On m’a demandé si je comptais
rédiger un article pour fêter la journée mondiale des infirmières du 12 Mai.
Pour être honnête, je n’en avais pas l’intention. Non pas que je ne sois pas
fière de mon métier, non. C’est juste que je vois les journées mondiales comme
autant de prétextes pour se donner bonne conscience et se dire qu’on a au moins
une journée par an où l’on peut s’indigner de choses dont on a parfois rien à
carrer le reste de l’année…
Alors une journée
mondiale pour fêter les infirmières, j’aimerai vous dire « Chouette, clap clap avec les mains et cœur avec les
doigts ! », mais franchement, l'envie n’y est pas.
Le 12 Mai, j’entendrais peut-être les
patients me dire combien je fais un travail incroyable pour lequel je suis mal rémunérée alors que le lendemain l’un
d’entre eux « oubliera »
encore de me payer mes soins. Le Ministère de la santé me dira combien je fais
un travail exemplaire tout en soutenant ce bilan de la Cour des comptes qui persiste
à coller cette étiquette de fraudeuse sur nos sacoches de soins. Marisol
Touraine dira certainement que nous sommes un chaînon important du soin à
domicile mais persistera à garder le silence face à nos revendications. Quelqu’un
me dira combien mon métier d’infirmière est difficile alors que la veille on
me jetait dans les dents que «Soigner c’est
facile ! »… Alors fêter le 12 Mai tu vois…
J’ai soufflé à m’en dégonfler l’envie
à l’idée d’avoir à écrire sur cette journée de l’infirmière...

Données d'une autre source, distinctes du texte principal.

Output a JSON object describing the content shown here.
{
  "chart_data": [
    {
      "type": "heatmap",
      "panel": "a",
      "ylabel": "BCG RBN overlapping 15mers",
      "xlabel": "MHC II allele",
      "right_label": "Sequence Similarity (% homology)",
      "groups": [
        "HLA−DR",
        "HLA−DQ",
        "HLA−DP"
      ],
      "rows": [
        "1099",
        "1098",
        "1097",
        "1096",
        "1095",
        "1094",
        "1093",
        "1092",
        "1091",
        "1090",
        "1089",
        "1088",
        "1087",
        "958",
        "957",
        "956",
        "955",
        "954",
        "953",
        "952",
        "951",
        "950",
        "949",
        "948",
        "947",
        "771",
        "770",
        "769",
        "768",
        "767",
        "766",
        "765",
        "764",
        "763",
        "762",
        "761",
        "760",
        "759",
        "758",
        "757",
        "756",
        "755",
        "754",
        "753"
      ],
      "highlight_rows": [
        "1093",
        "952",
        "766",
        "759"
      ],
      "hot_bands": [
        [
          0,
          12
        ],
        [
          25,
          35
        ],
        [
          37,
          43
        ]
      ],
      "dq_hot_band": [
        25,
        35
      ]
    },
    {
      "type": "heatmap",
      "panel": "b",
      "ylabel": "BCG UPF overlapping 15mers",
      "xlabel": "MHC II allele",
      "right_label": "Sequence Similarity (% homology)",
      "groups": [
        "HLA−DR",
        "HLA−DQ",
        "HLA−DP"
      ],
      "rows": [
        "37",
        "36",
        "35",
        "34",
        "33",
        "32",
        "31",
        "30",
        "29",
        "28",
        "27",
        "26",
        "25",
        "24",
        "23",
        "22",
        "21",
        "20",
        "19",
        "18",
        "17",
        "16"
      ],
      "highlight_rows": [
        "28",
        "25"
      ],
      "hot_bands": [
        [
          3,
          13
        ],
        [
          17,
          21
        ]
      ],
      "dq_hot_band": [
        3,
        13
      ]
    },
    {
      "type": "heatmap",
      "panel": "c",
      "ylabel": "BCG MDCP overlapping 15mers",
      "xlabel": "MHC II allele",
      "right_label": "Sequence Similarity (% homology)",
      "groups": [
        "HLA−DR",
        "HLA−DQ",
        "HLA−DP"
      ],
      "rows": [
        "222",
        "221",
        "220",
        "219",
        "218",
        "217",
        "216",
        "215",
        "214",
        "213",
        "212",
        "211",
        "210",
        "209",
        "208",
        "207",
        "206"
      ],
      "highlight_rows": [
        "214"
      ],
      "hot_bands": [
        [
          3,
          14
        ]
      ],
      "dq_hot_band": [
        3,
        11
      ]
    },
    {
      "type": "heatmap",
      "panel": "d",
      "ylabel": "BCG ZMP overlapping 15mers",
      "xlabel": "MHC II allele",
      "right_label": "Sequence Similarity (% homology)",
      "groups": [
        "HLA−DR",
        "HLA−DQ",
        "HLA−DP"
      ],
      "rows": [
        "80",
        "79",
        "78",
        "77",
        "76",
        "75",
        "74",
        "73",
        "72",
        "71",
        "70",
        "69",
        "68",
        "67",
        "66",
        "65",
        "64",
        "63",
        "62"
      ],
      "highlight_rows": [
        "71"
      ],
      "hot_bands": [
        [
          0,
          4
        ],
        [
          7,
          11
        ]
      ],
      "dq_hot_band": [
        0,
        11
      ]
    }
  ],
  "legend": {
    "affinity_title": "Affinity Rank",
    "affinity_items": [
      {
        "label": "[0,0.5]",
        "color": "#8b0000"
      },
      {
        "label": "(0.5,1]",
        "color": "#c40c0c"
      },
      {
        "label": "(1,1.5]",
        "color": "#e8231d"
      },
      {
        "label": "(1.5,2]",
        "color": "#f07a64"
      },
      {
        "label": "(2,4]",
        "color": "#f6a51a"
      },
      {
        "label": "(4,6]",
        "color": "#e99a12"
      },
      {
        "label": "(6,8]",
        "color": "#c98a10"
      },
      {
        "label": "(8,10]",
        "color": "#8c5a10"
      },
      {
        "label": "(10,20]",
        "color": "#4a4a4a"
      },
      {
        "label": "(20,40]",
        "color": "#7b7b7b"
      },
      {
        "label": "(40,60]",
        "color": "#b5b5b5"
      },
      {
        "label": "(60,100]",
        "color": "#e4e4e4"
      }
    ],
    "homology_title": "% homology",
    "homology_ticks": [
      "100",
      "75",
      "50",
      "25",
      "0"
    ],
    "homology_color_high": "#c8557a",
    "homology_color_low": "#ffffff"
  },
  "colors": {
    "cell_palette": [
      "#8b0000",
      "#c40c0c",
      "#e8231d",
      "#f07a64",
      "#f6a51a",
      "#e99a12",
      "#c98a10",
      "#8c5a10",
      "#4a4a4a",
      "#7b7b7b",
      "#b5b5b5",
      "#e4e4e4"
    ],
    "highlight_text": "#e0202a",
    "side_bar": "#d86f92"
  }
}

Parce qu’il y a des moments comme
ça où l’on se dit « A quoi bon soigner
franchement ? ». Des jours où la pierre qu’on porte fièrement à
l’édifice du soin commun ne semble pas trouver sa place sur le plan édité
par les hautes instances. Avoir l’impression qu’on me dit : « Nan mais ça va pas votre caillou là,
il est beau hein c’est pas le problème, mais ça va pas aller sur le plan, vous
voyez ? Nous on veut du beau pavé bien carré, pas votre pierre qui brille
là ! ». Un système ne s’est pourtant jamais construit en édifiant des
murs, l’histoire nous l’a souvent prouvé, mais ces architectes du soin
sont du genre butés. Eux ce qu’ils veulent c’est que ce soit ca-rré.
La santé et ceux qui travaillent
pour elle, ne devraient pourtant pas à avoir à entrer dans des cases, tout simplement parce
que l’humain malade ne ressemblera jamais à son voisin de chambre. Parce que ce
qui est rond pour un patient peut être carré pour le suivant. C’est un peu
comme ce jeu des pièces qu’il fallait faire rentrer dans la boite de rangement
en les faisant passer au travers des formes correspondantes. Je n’étais pas la plus
futées des gamines mais à l'époque j’avais déjà compris que si tu
avais une pièce ronde dans la main, tu avais beau taper dessus, ça n’entrait jamais dans le carré.
Avec les
patients, avec les soignants, c’est pareil. On ne peut pas soigner avec moins
de moyens. On ne peut plus traiter convenablement les patients avec moins de soignants. Le soin ne peut
pas être dirigé comme ce jeu sur lequel on taperait de force pour que ça
rentre.
Alors oui, j’ai soufflé. Mais pas parce que
j’en ai rien à carré d’être infirmière, non. C’est un métier que je tiens là tu
vois, dans mes tripes. J’en ai juste rien à cirer qu’on pense à ma profession
une fois par an. Je voudrais que ce soit tout le temps, et surtout les
jours où ce n’est pas le 12 Mai tu vois.